Physical examination of the patient with a knee complaint begins with inspection.
1) Observation of the alignment of the lower extremity should demonstrate a normal 7 degree valgus (knock-knee) angle at the knee when a patient is standing. Deformity of the leg in varus or valgus beyond 7 degrees can be associated with either a ligamentous or osseous deficiency.
2) Next, the evaluation focuses on the patient’s gait. Normal gait involves the range of motion from 0 to 65 degrees of flexion. The gait should have a smooth cadence, with the length of each step being equal on the left and right sides.

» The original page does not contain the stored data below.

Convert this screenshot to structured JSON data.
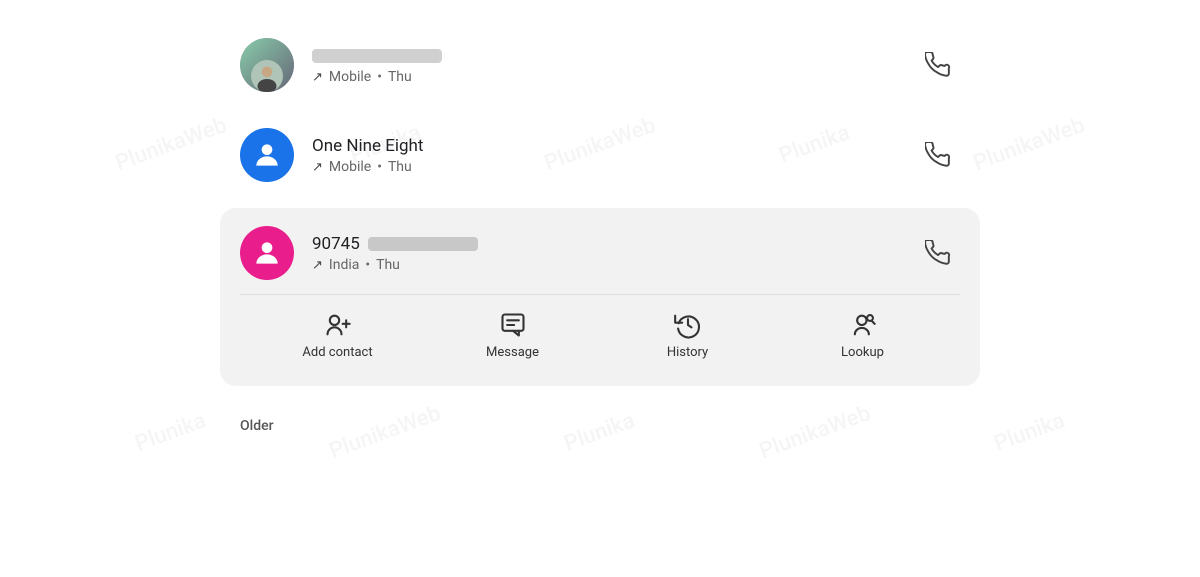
{
  "watermark": {
    "texts": [
      "PlunikaWeb",
      "Plunika",
      "PlunikaWeb",
      "Plunika",
      "PlunikaWeb",
      "Plunika",
      "PlunikaWeb",
      "Plunika"
    ]
  },
  "calls": [
    {
      "id": "call-1",
      "avatar_type": "photo",
      "name": "",
      "name_blurred": true,
      "call_direction": "↗",
      "call_type": "Mobile",
      "call_day": "Thu",
      "has_phone_btn": true
    },
    {
      "id": "call-2",
      "avatar_type": "blue",
      "name": "One Nine Eight",
      "call_direction": "↗",
      "call_type": "Mobile",
      "call_day": "Thu",
      "has_phone_btn": true
    },
    {
      "id": "call-3",
      "avatar_type": "pink",
      "name": "90745",
      "name_blurred": true,
      "call_direction": "↗",
      "call_type": "India",
      "call_day": "Thu",
      "has_phone_btn": true,
      "expanded": true,
      "actions": [
        {
          "id": "add-contact",
          "label": "Add contact"
        },
        {
          "id": "message",
          "label": "Message"
        },
        {
          "id": "history",
          "label": "History"
        },
        {
          "id": "lookup",
          "label": "Lookup"
        }
      ]
    }
  ],
  "older_label": "Older",
  "meta_separator": "•"
}
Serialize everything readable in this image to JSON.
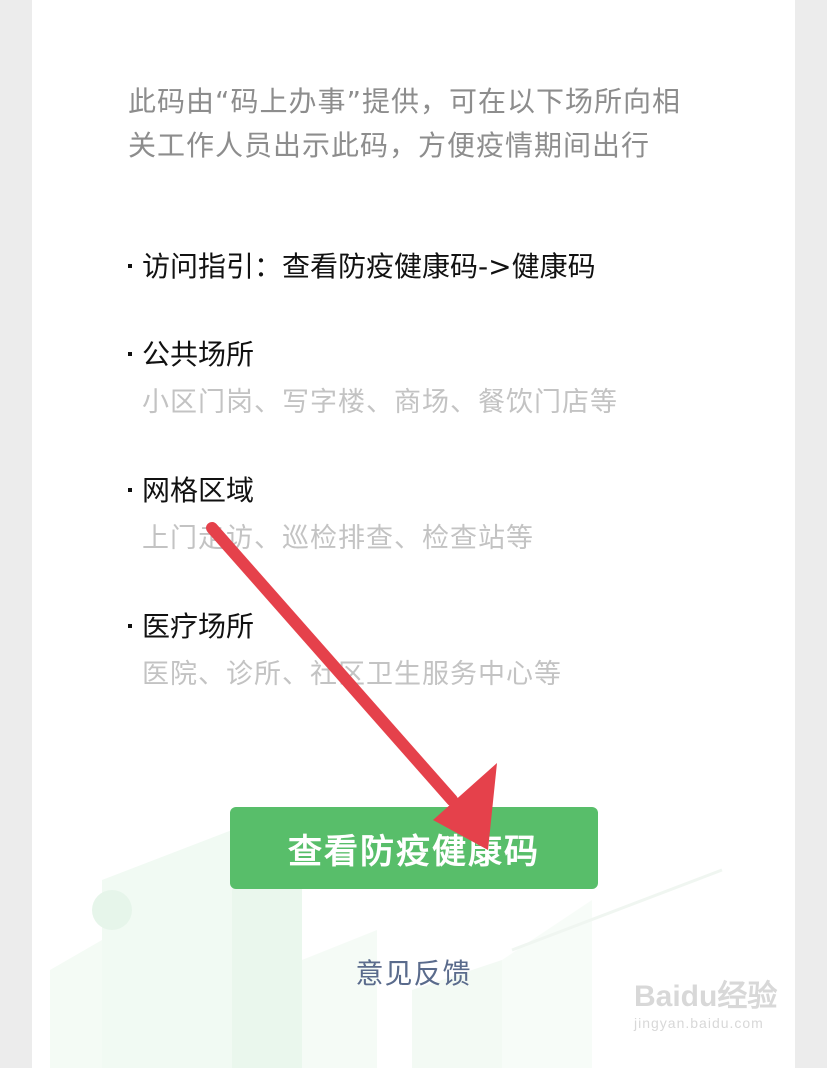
{
  "page": {
    "title_partial": "",
    "intro_text": "此码由“码上办事”提供，可在以下场所向相关工作人员出示此码，方便疫情期间出行",
    "items": [
      {
        "title": "访问指引：查看防疫健康码->健康码",
        "subtitle": ""
      },
      {
        "title": "公共场所",
        "subtitle": "小区门岗、写字楼、商场、餐饮门店等"
      },
      {
        "title": "网格区域",
        "subtitle": "上门走访、巡检排查、检查站等"
      },
      {
        "title": "医疗场所",
        "subtitle": "医院、诊所、社区卫生服务中心等"
      }
    ],
    "primary_button_label": "查看防疫健康码",
    "feedback_link": "意见反馈"
  },
  "watermark": {
    "brand": "Baidu经验",
    "url": "jingyan.baidu.com"
  },
  "colors": {
    "primary": "#58be6a",
    "link": "#5a6b8c",
    "annotation_arrow": "#e5414b"
  }
}
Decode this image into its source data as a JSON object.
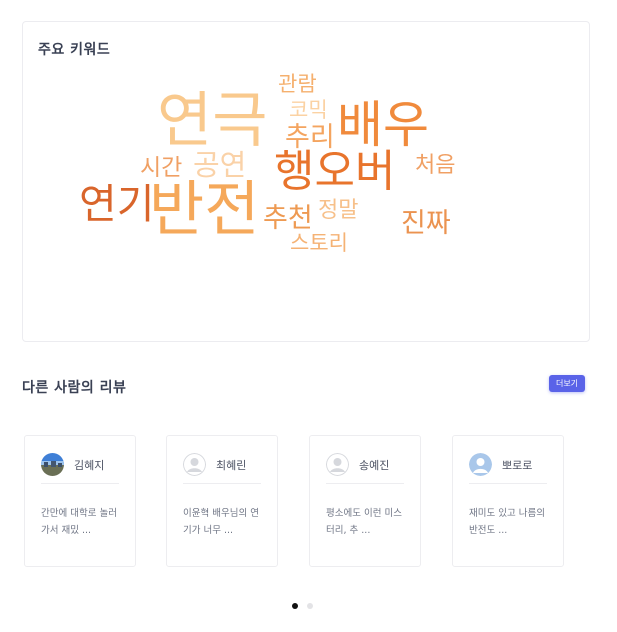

The knee should not demonstrate any sudden shift to either the lateral or medial side.
Various types of imaging techniques are used for patients suffering from knee problems. X-ray, C.T Scan, M.R.I etc. X.Ray and C.T scan are useful for detection of fractures and subluxation of the joint. They also help in an investigation of articular surfaces.
MRI is currently one of the topmost imaging techniques which give out the most accurate results related to all the soft tissue structures within the knee based on their biochemical properties.
One of the most common injuries in the knee is the one that happens to soft tissues. Post an injury, a knee which has suffered the accumulation of fluid has pretty high chances of a critical soft tissue injury, as close to 80 %.
Meniscal tear, Patellar dislocation or ACL usually happen at the same time when kneecap is dislocated.